Décentralisation : vingt ans de réformes entre rationalisation et recentralisation et 4 scénarios d’avenir
Entre montée en puissance des intercommunalités, affaiblissement de l’autonomie fiscale locale et retour d’un pilotage étatique plus vertical, le rapport de Nicolas Portier publié par l’ Institut pour la recherche de la Caisse des Dépôts dresse le portrait d’une décentralisation française « à la croisée des chemins ». Une rétro-prospective qui éclaire les transformations profondes des rapports entre l’État et les collectivités depuis 2002. Il propose 4 scénarios à l’horizon 2030.
1. L’Acte II : la décentralisation comme levier d’émancipation territoriale
Le début des années 2000 marque une phase ambitieuse de renforcement des collectivités territoriales.
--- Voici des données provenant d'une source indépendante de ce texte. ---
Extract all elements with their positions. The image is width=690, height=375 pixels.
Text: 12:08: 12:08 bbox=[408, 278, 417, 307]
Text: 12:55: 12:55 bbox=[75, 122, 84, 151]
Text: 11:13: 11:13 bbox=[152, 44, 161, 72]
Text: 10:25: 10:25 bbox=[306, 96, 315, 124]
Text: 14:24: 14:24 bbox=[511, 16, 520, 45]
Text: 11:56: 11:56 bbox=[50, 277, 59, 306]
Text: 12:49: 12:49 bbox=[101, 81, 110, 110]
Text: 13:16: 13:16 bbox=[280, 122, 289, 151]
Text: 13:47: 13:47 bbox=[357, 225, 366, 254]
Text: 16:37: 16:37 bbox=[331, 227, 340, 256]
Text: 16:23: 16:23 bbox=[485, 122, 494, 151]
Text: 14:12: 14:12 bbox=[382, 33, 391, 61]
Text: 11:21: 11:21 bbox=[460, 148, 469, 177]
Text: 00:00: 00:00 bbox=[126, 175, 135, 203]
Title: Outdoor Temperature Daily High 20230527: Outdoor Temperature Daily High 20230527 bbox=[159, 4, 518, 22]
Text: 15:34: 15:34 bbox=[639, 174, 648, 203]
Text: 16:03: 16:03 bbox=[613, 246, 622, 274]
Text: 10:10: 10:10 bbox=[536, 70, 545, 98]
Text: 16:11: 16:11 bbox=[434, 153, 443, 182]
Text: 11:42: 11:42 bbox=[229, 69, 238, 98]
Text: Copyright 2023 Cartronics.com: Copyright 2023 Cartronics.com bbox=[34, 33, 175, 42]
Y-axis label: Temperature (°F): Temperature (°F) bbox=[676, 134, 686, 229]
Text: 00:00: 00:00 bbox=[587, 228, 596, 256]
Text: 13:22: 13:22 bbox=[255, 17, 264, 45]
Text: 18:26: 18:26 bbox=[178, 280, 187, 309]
L’Acte II de la décentralisation porté par Jean-Pierre Raffarin vise alors à transférer de nouvelles compétences aux régions et départements, renforcer l’autonomie financière locale et encourager l’expérimentation territoriale. Mais derrière cette dynamique émancipatrice apparaissent déjà les premiers paradoxes : multiplication des transferts de charges, dépendance accrue à des ressources fiscales nationales et montée des tensions financières entre l’État et les collectivités.
2. Le tournant rationalisateur : fusion, mutualisation et montée des intercommunalités
À partir de 2009, les réformes changent de logique. Sous l’influence de la Commission Balladur puis des lois MAPTAM et NOTRe, la priorité devient la rationalisation des structures territoriales : réduction du nombre d’intercommunalités, montée en puissance des métropoles, fusion des régions et spécialisation des compétences. L’intercommunalité s’impose progressivement comme le pivot du « bloc local », avec des compétences élargies sur les équipements, l’aménagement, les mobilités ou encore les politiques environnementales. La France passe ainsi de 2 600 intercommunalités en 2010 à 1 253 aujourd’hui.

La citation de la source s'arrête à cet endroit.